Część ekspertów twierdzi i nie bez racji, że warto postawić na wykształcenie ścisłe określane jako STEM, gdyż coraz większy wpływ na świat wokół nas mają technologie. Ja jednak wciąż wyznaję pogląd, że jeśli robisz to, co lubisz, to masz większe szanse na zawodowy sukces w pracy niż wtedy, gdy zmuszasz się do nauki i robienia czegoś, co nie sprawia ci przyjemności a trudność. Dałbym też młodym ludziom radę zgodną z obserwacjami Yuvala Noaha Harariego w książce „Sapiens:.od zwierząt do bogów”; kiedyś nasza edukacja, przygotowanie do życia zawodowego, było jak budowa domu na bardzo solidnym fundamencie i z mocnymi ścianami, bo mieliśmy w nim mieszkać przez 40-50 lat. Dzisiaj powinniśmy uczyć dzieci innego podejścia do wiedzy- już nie mają się przygotowywać do budowy domu. Zamiast tego muszą umieć sprawnie postawić namiot. Przez jakiś czas będą w nim mieszkać, ale potem go złożą i przeniosą się w inne miejsce. Mając perspektywę pracy przez tak długie lata, musimy być przygotowani na to, że będzie się zmieniał zestaw naszych umiejętności. I nie chodzi tu o „twardą” wiedzę, która dzisiaj jest dostępna na wyciągnięcie ręki, choćby na smartfonie.

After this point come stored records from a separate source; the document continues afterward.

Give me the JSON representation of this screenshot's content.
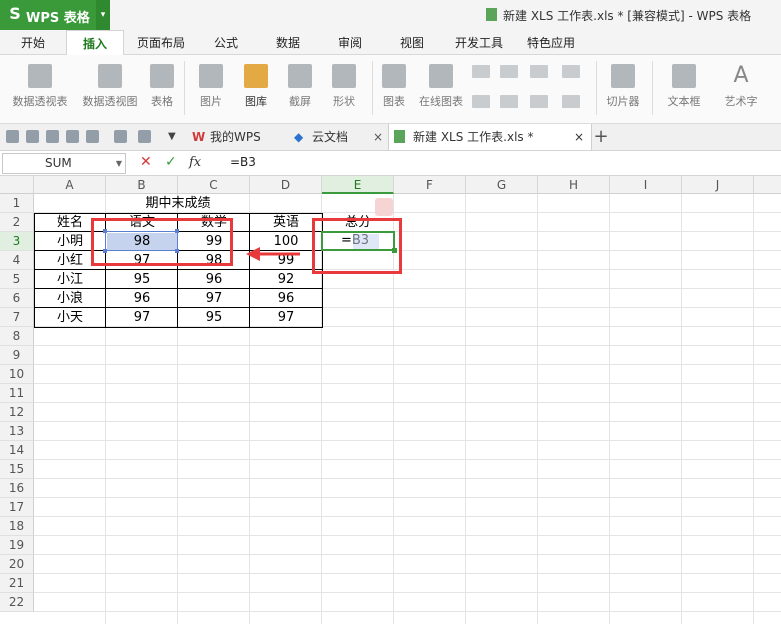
{
  "app": {
    "name": "WPS 表格",
    "window_title": "新建 XLS 工作表.xls * [兼容模式] - WPS 表格"
  },
  "ribbon_tabs": [
    {
      "label": "开始"
    },
    {
      "label": "插入"
    },
    {
      "label": "页面布局"
    },
    {
      "label": "公式"
    },
    {
      "label": "数据"
    },
    {
      "label": "审阅"
    },
    {
      "label": "视图"
    },
    {
      "label": "开发工具"
    },
    {
      "label": "特色应用"
    }
  ],
  "active_tab": "插入",
  "ribbon": {
    "pivot_table": "数据透视表",
    "pivot_chart": "数据透视图",
    "table": "表格",
    "picture": "图片",
    "gallery": "图库",
    "screenshot": "截屏",
    "shapes": "形状",
    "chart": "图表",
    "online_chart": "在线图表",
    "slicer": "切片器",
    "textbox": "文本框",
    "wordart": "艺术字"
  },
  "doc_tabs": {
    "my_wps": "我的WPS",
    "cloud_docs": "云文档",
    "current": "新建 XLS 工作表.xls *"
  },
  "formula_bar": {
    "name_box": "SUM",
    "formula": "=B3",
    "fx": "fx"
  },
  "columns": [
    "A",
    "B",
    "C",
    "D",
    "E",
    "F",
    "G",
    "H",
    "I",
    "J"
  ],
  "rows": [
    "1",
    "2",
    "3",
    "4",
    "5",
    "6",
    "7",
    "8",
    "9",
    "10",
    "11",
    "12",
    "13",
    "14",
    "15",
    "16",
    "17",
    "18",
    "19",
    "20",
    "21",
    "22"
  ],
  "sheet": {
    "title": "期中末成绩",
    "headers": [
      "姓名",
      "语文",
      "数学",
      "英语",
      "总分"
    ],
    "records": [
      {
        "name": "小明",
        "chinese": "98",
        "math": "99",
        "english": "100"
      },
      {
        "name": "小红",
        "chinese": "97",
        "math": "98",
        "english": "99"
      },
      {
        "name": "小江",
        "chinese": "95",
        "math": "96",
        "english": "92"
      },
      {
        "name": "小浪",
        "chinese": "96",
        "math": "97",
        "english": "96"
      },
      {
        "name": "小天",
        "chinese": "97",
        "math": "95",
        "english": "97"
      }
    ],
    "editing_cell": "=B3"
  },
  "colors": {
    "brand_green": "#3a9a3a",
    "annotation_red": "#e83a3a",
    "selection_fill": "#c6d3ee"
  }
}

Młodzi ludzie mogą teraz dojść do wniosku, że może nie warto się uczyć...

Chcę podkreślić, że wciąż ważna jest solidna baza wiedzy, która zapewni zrozumienie świata. Jednak niezbędna będzie umiejętność efektywnego uczenia się wciąż na nowo. Będzie się też liczyć kreatywność, pomysłowość umiejętność komunikacji. Swoją drogą, to ciekawe, że w erze technologii miękkie umiejętności stają się ważniejsze niż twarda wiedza, która jest dziś dostępna na wiele sposobów. Tym co się liczy, jest umiejętność jej wykorzystania w różnych scenariuszach kariery.

A jak Pan przygotowuje swoje dzieci do nowych realiów?

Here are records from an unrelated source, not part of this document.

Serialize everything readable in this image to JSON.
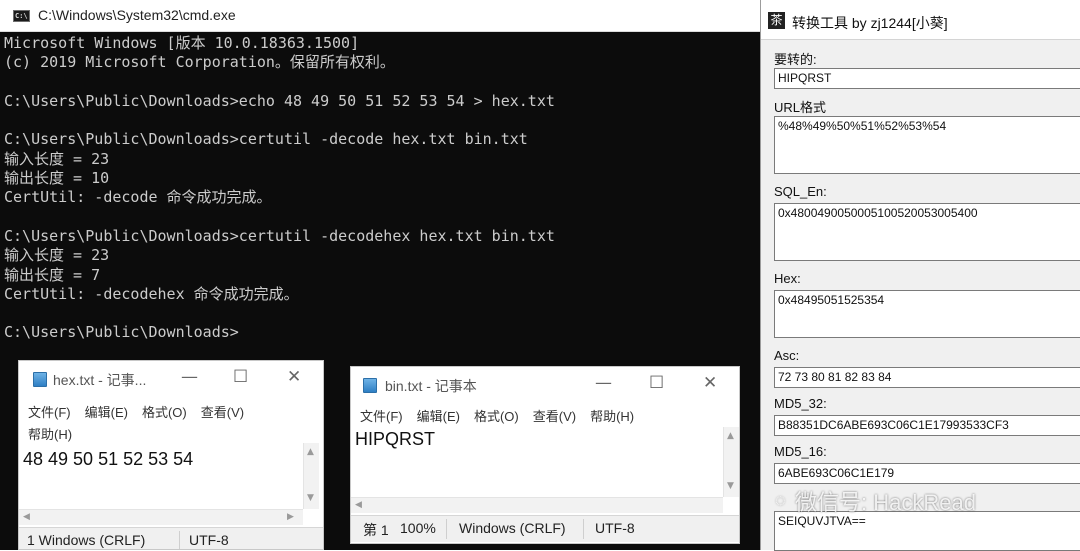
{
  "cmd": {
    "title": "C:\\Windows\\System32\\cmd.exe",
    "icon_label": "C:\\",
    "lines": [
      "Microsoft Windows [版本 10.0.18363.1500]",
      "(c) 2019 Microsoft Corporation。保留所有权利。",
      "",
      "C:\\Users\\Public\\Downloads>echo 48 49 50 51 52 53 54 > hex.txt",
      "",
      "C:\\Users\\Public\\Downloads>certutil -decode hex.txt bin.txt",
      "输入长度 = 23",
      "输出长度 = 10",
      "CertUtil: -decode 命令成功完成。",
      "",
      "C:\\Users\\Public\\Downloads>certutil -decodehex hex.txt bin.txt",
      "输入长度 = 23",
      "输出长度 = 7",
      "CertUtil: -decodehex 命令成功完成。",
      "",
      "C:\\Users\\Public\\Downloads>"
    ]
  },
  "notepad_hex": {
    "title": "hex.txt - 记事...",
    "menu": [
      "文件(F)",
      "编辑(E)",
      "格式(O)",
      "查看(V)"
    ],
    "menu_help": "帮助(H)",
    "content": "48 49 50 51 52 53 54",
    "status_line_ending": "1  Windows (CRLF)",
    "status_encoding": "UTF-8"
  },
  "notepad_bin": {
    "title": "bin.txt - 记事本",
    "menu": [
      "文件(F)",
      "编辑(E)",
      "格式(O)",
      "查看(V)",
      "帮助(H)"
    ],
    "content": "HIPQRST",
    "status_position": "第 1",
    "status_zoom": "100%",
    "status_line_ending": "Windows (CRLF)",
    "status_encoding": "UTF-8"
  },
  "tool": {
    "icon_glyph": "茶",
    "title": "转换工具 by zj1244[小葵]",
    "fields": [
      {
        "label": "要转的:",
        "value": "HIPQRST"
      },
      {
        "label": "URL格式",
        "value": "%48%49%50%51%52%53%54"
      },
      {
        "label": "SQL_En:",
        "value": "0x480049005000510052005300540​0"
      },
      {
        "label": "Hex:",
        "value": "0x48495051525354"
      },
      {
        "label": "Asc:",
        "value": "72 73 80 81 82 83 84"
      },
      {
        "label": "MD5_32:",
        "value": "B88351DC6ABE693C06C1E17993533CF3"
      },
      {
        "label": "MD5_16:",
        "value": "6ABE693C06C1E179"
      },
      {
        "label": "",
        "value": "SEIQUVJTVA=="
      }
    ]
  },
  "watermark": {
    "text": "微信号: HackRead"
  }
}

Po pierwsze zachęcam je by robiły to, co lubią, w czym mogą być dobre a nie to, co -według innych - powinny robić. I żeby próbowały różnych rzeczy, zdobywały umiejętność uczenia się, by wiedziały, co trzeba zrobić, gdy będą chciały zmienić zawód czy specjalizację, Powtarzam im: przykro mi, ale będziecie musieli pracować przez co najmniej 55 lat; jeśli więc przez pięć lat spróbujecie pięciu różnych pracy w różnych dziedzinach, to nadal macie jeszcze przed sobą 50 lat. A w tym czasie wiele razy będziecie zmieniać pracę i sposób pracy.

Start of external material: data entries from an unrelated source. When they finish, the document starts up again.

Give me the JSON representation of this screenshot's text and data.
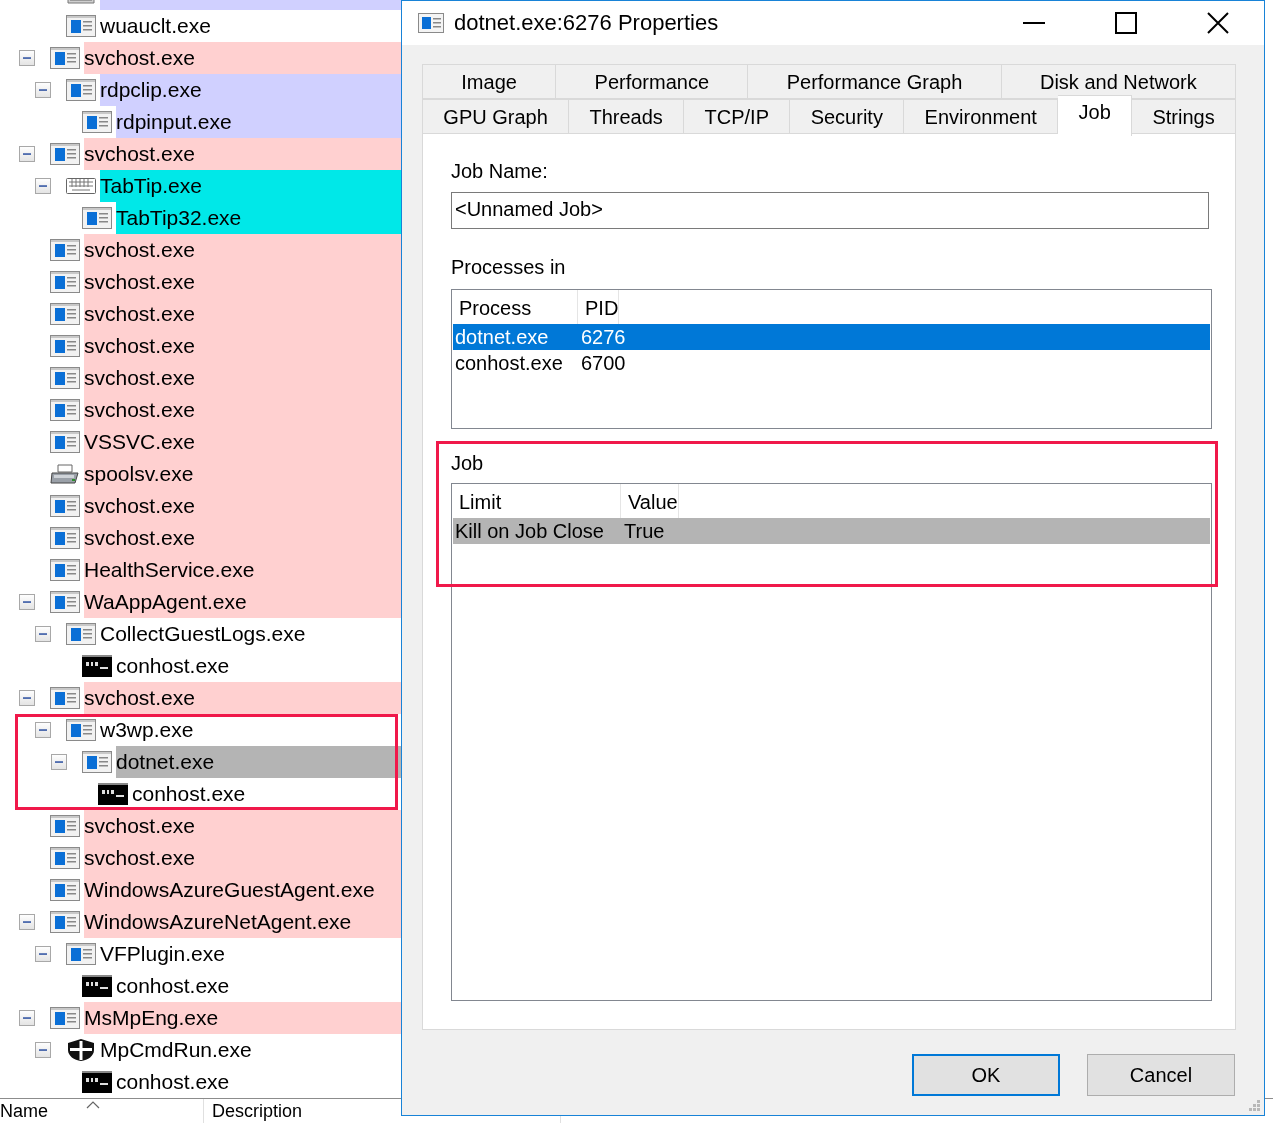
{
  "process_tree": [
    {
      "children": [
        {
          "kind": "drive",
          "color": "#d0d0ff",
          "selected": false
        },
        {
          "name": "wuauclt.exe",
          "kind": "window",
          "selected": false
        }
      ]
    },
    {
      "name": "svchost.exe",
      "kind": "window",
      "color": "#ffd0d0",
      "selected": false,
      "expanded": true,
      "children": [
        {
          "name": "rdpclip.exe",
          "kind": "window",
          "color": "#d0d0ff",
          "selected": false,
          "expanded": true,
          "children": [
            {
              "name": "rdpinput.exe",
              "kind": "window",
              "color": "#d0d0ff",
              "selected": false
            }
          ]
        }
      ]
    },
    {
      "name": "svchost.exe",
      "kind": "window",
      "color": "#ffd0d0",
      "selected": false,
      "expanded": true,
      "children": [
        {
          "name": "TabTip.exe",
          "kind": "keyboard",
          "color": "#00e8e8",
          "selected": false,
          "expanded": true,
          "children": [
            {
              "name": "TabTip32.exe",
              "kind": "window",
              "color": "#00e8e8",
              "selected": false
            }
          ]
        }
      ]
    },
    {
      "name": "svchost.exe",
      "kind": "window",
      "color": "#ffd0d0",
      "selected": false
    },
    {
      "name": "svchost.exe",
      "kind": "window",
      "color": "#ffd0d0",
      "selected": false
    },
    {
      "name": "svchost.exe",
      "kind": "window",
      "color": "#ffd0d0",
      "selected": false
    },
    {
      "name": "svchost.exe",
      "kind": "window",
      "color": "#ffd0d0",
      "selected": false
    },
    {
      "name": "svchost.exe",
      "kind": "window",
      "color": "#ffd0d0",
      "selected": false
    },
    {
      "name": "svchost.exe",
      "kind": "window",
      "color": "#ffd0d0",
      "selected": false
    },
    {
      "name": "VSSVC.exe",
      "kind": "window",
      "color": "#ffd0d0",
      "selected": false
    },
    {
      "name": "spoolsv.exe",
      "kind": "printer",
      "color": "#ffd0d0",
      "selected": false
    },
    {
      "name": "svchost.exe",
      "kind": "window",
      "color": "#ffd0d0",
      "selected": false
    },
    {
      "name": "svchost.exe",
      "kind": "window",
      "color": "#ffd0d0",
      "selected": false
    },
    {
      "name": "HealthService.exe",
      "kind": "window",
      "color": "#ffd0d0",
      "selected": false
    },
    {
      "name": "WaAppAgent.exe",
      "kind": "window",
      "color": "#ffd0d0",
      "selected": false,
      "expanded": true,
      "children": [
        {
          "name": "CollectGuestLogs.exe",
          "kind": "window",
          "selected": false,
          "expanded": true,
          "children": [
            {
              "name": "conhost.exe",
              "kind": "console",
              "selected": false
            }
          ]
        }
      ]
    },
    {
      "name": "svchost.exe",
      "kind": "window",
      "color": "#ffd0d0",
      "selected": false,
      "expanded": true,
      "children": [
        {
          "name": "w3wp.exe",
          "kind": "window",
          "selected": false,
          "expanded": true,
          "highlighted": true,
          "children": [
            {
              "name": "dotnet.exe",
              "kind": "window",
              "selected": true,
              "expanded": true,
              "children": [
                {
                  "name": "conhost.exe",
                  "kind": "console",
                  "selected": false
                }
              ]
            }
          ]
        }
      ]
    },
    {
      "name": "svchost.exe",
      "kind": "window",
      "color": "#ffd0d0",
      "selected": false
    },
    {
      "name": "svchost.exe",
      "kind": "window",
      "color": "#ffd0d0",
      "selected": false
    },
    {
      "name": "WindowsAzureGuestAgent.exe",
      "kind": "window",
      "color": "#ffd0d0",
      "selected": false
    },
    {
      "name": "WindowsAzureNetAgent.exe",
      "kind": "window",
      "color": "#ffd0d0",
      "selected": false,
      "expanded": true,
      "children": [
        {
          "name": "VFPlugin.exe",
          "kind": "window",
          "selected": false,
          "expanded": true,
          "children": [
            {
              "name": "conhost.exe",
              "kind": "console",
              "selected": false
            }
          ]
        }
      ]
    },
    {
      "name": "MsMpEng.exe",
      "kind": "window",
      "color": "#ffd0d0",
      "selected": false,
      "expanded": true,
      "children": [
        {
          "name": "MpCmdRun.exe",
          "kind": "shield",
          "selected": false,
          "expanded": true,
          "children": [
            {
              "name": "conhost.exe",
              "kind": "console",
              "selected": false
            }
          ]
        }
      ]
    }
  ],
  "columns": [
    {
      "label": "Name",
      "sorted": true
    },
    {
      "label": "Description",
      "sorted": false
    }
  ],
  "dialog": {
    "title": "dotnet.exe:6276 Properties",
    "tab_rows": [
      [
        {
          "label": "Image",
          "selected": false
        },
        {
          "label": "Performance",
          "selected": false
        },
        {
          "label": "Performance Graph",
          "selected": false
        },
        {
          "label": "Disk and Network",
          "selected": false
        }
      ],
      [
        {
          "label": "GPU Graph",
          "selected": false
        },
        {
          "label": "Threads",
          "selected": false
        },
        {
          "label": "TCP/IP",
          "selected": false
        },
        {
          "label": "Security",
          "selected": false
        },
        {
          "label": "Environment",
          "selected": false
        },
        {
          "label": "Job",
          "selected": true
        },
        {
          "label": "Strings",
          "selected": false
        }
      ]
    ],
    "job_name_label": "Job Name:",
    "job_name": "<Unnamed Job>",
    "processes": {
      "label": "Processes in",
      "focused": true,
      "columns": [
        "Process",
        "PID"
      ],
      "rows": [
        {
          "cells": [
            "dotnet.exe",
            "6276"
          ],
          "selected": true
        },
        {
          "cells": [
            "conhost.exe",
            "6700"
          ],
          "selected": false
        }
      ]
    },
    "job": {
      "label": "Job",
      "highlighted": true,
      "focused": false,
      "columns": [
        "Limit",
        "Value"
      ],
      "rows": [
        {
          "cells": [
            "Kill on Job Close",
            "True"
          ],
          "selected": true
        }
      ]
    },
    "buttons": [
      {
        "label": "OK",
        "default": true
      },
      {
        "label": "Cancel",
        "default": false
      }
    ]
  }
}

Jednaj większość rodziców nadal marzy o stabilnej, pewnej karierze dla dzieci – w zawodzie lekarza, prawnika czy informatyka. Rekruterzy też cenią kandydatów z przemyślaną drogą rozwoju zawodowego, więc CV z częstymi zmianami zawodu może trafić do kosza.

To zależy, w jakiej branży działamy W nowych technologach częste zmiany pracy, specjalizacji są wręcz pożądane. N.p. przed pięcioma laty na wagę złota byli deweloperzy aplikacji. Dzisiaj jest ich pod dostatkiem a rynek szuka specjalistów od sztucznej inteligencji, machine learning, block chain i cyberbezpieczeństwa. W zmianie zawodu nie chodzi o rewolucję, lecz o wybór specjalizacji, w których nasze obecne umiejętności i doświadczenie możemy wykorzystać na nowych polach. Wykorzystanie kompetencji pracowników w nowych obszarach będzie również ważną umiejętnością firm. Co ciekawe jedną z najlepszych w świecie tzw. uczących się organizacji, które dobrze adaptują się do zmiennych warunków funkcjonowania, są siły zbrojne. Rekrutują ludzi bez przygotowania, kształcą ich w określonej specjalności a po dwóch latach przesuwają do innej. Oczywiście odbywa się to w określonych ramach, lecz ta dobrze rozwinięta w armii umiejętność kształcenia i przekwalifikowania ludzi robi wrażenie.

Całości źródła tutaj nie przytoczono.